Description Mikael Pettersson 2007-11-09 02:15:15 UTC
Most recent kernel where this bug did not occur: none
Distribution: Fedora Core 5
Hardware Environment: Intel 440BX chipset mobo + PIII + PDC20267
Software Environment:
Problem Description:
With the libata pdc202xx_old driver, as soon as the boot process starts accessing
the file systems on the 20267, many ATA bus errors occur.
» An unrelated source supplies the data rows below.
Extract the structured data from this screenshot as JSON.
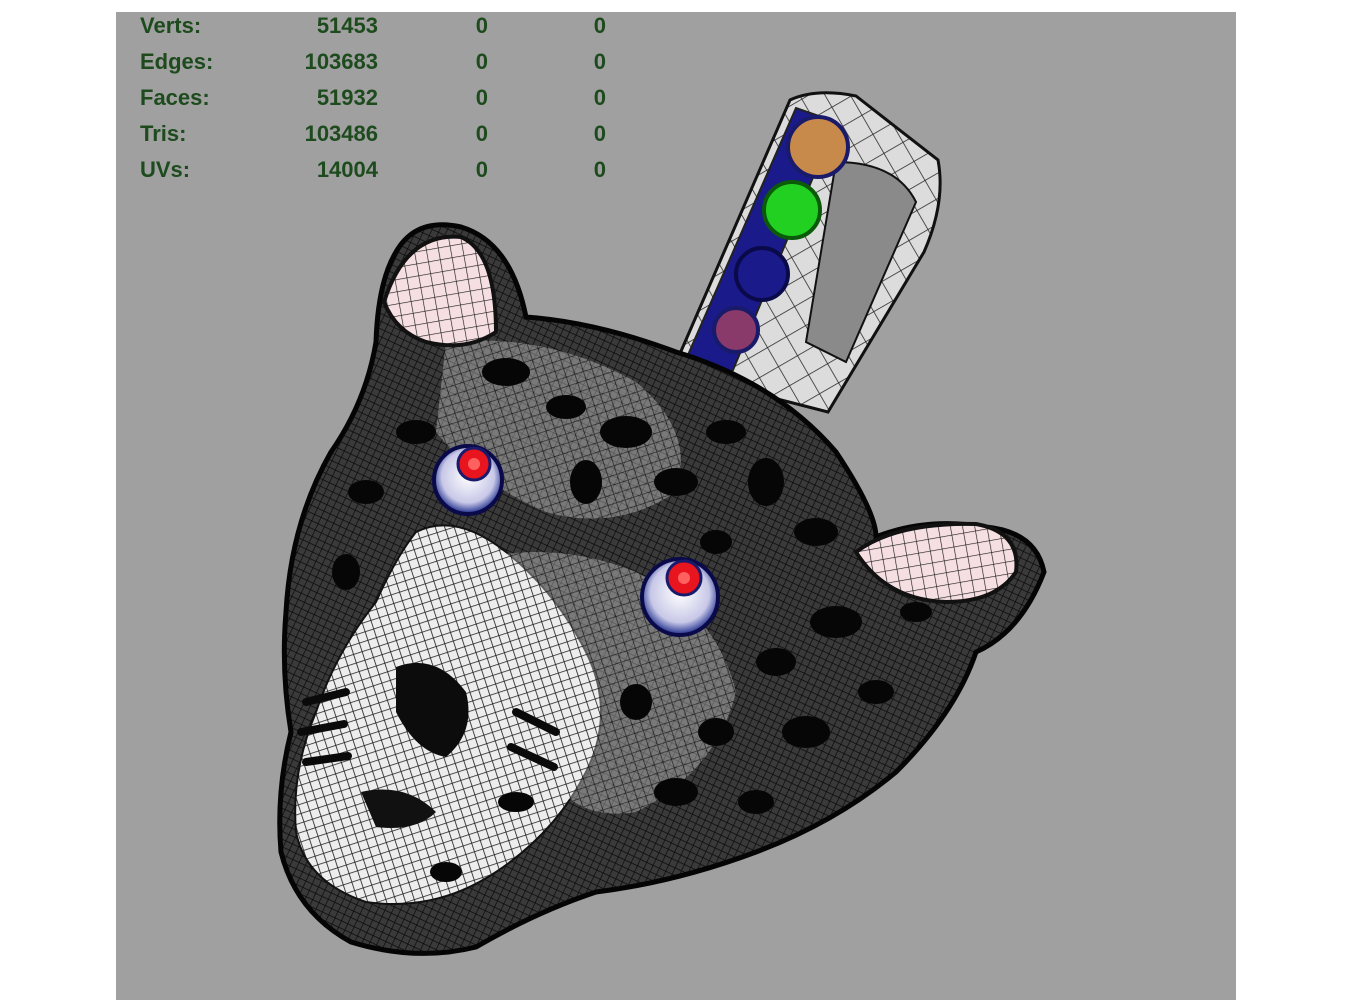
{
  "hud": {
    "rows": [
      {
        "label": "Verts:",
        "total": "51453",
        "selected": "0",
        "extra": "0"
      },
      {
        "label": "Edges:",
        "total": "103683",
        "selected": "0",
        "extra": "0"
      },
      {
        "label": "Faces:",
        "total": "51932",
        "selected": "0",
        "extra": "0"
      },
      {
        "label": "Tris:",
        "total": "103486",
        "selected": "0",
        "extra": "0"
      },
      {
        "label": "UVs:",
        "total": "14004",
        "selected": "0",
        "extra": "0"
      }
    ]
  },
  "colors": {
    "viewport_bg": "#a0a0a0",
    "hud_text": "#1e4b1e",
    "eye_gem": "#e8141e",
    "eye_setting": "#1a2a8a",
    "bail_gem_orange": "#c88a4a",
    "bail_gem_green": "#22d022",
    "bail_gem_blue": "#1a1a8a",
    "bail_gem_purple": "#8a3a6a",
    "ear_inner": "#f5dce0"
  },
  "icons": [
    "jaguar-pendant-wireframe-model"
  ]
}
It's not until EH reduces speed to PIO4 that the errors stop.
With the IDE PDC202XX_OLD driver there aren't any problems.

Steps to reproduce: Just boot.
Comment 1 Mikael Pettersson 2007-11-09 02:17:36 UTC
Created attachment 13478 [details]
dmesg from 2.6.24-rc2 booting with IDE PDC202XX_OLD

Added boot log from IDE PDC202XX_OLD (working).
Comment 2 Mikael Pettersson 2007-11-09 02:19:17 UTC
Created attachment 13479 [details]
dmesg from 2.6.24-rc2 booting with libata pata_pdc202xx_old

Added boot log from using libata pata_pdc202xx_old (broken).
Comment 3 Robert Davies 2007-11-22 06:31:50 UTC
I have this problem with AMD 768 SMP system, and joined OpenSuSE B'Zilla Id https://bugzilla.novell.com/show_bug.cgi?id=335505

Workround : brokenmodules=pata_pdc202xx_old boot parameter.

That system is currently available for testing effort.
Comment 4 Alan 2007-11-22 07:30:53 UTC
Does SuSE have CONFIG_PDC202XX_BURST set ?
Comment 5 Robert Davies 2007-11-22 20:16:39 UTC
Wow!!!  I guess I gotta download Fedora now...   Nice surprise Alan Thank you :)

Anyway ...

rob@oak:~> zcat /proc/config.gz | grep BURST
CONFIG_PDC202XX_BURST=y
# CONFIG_ATM_ENI_TUNE_BURST is not set

I can download the src RPM and build a kernel with that turned off, or an -ac kernel from somewhere if you prefer.
Comment 6 Alan 2007-11-23 03:19:13 UTC
I think the problem is the reverse
- The old IDE driver supports burst mode and its enabled in vendor kernels
- The libata one does not and this seems to cause timeouts for some users

I'll push some patches upstream to enable burst mode in the new driver and see what happens with that change.
Comment 7 Robert Davies 2007-11-23 03:32:40 UTC
If you'ld like a test done, that dual Athlon box is idle as it's had a number of clean OS installs that I'm happy to repeat if things go belly up.  Without the Promise controller, I've had to swap hardware around.
Comment 8 Alan 2007-11-23 07:03:22 UTC
Possible patch attached
Comment 9 Alan 2007-11-23 07:05:41 UTC
Created attachment 13714 [details]
Patch to enable burst mode
Comment 10 Robert Davies 2007-11-24 09:19:10 UTC
Looks pretty good so far!  I have now 2.6.24-rc3-mm1-pdcburst, bootable  with burstmode libata and brokenmodule="pata_pdc202xx_old" to compare the libata SCSI IDE module chain, against the old IDE drivers.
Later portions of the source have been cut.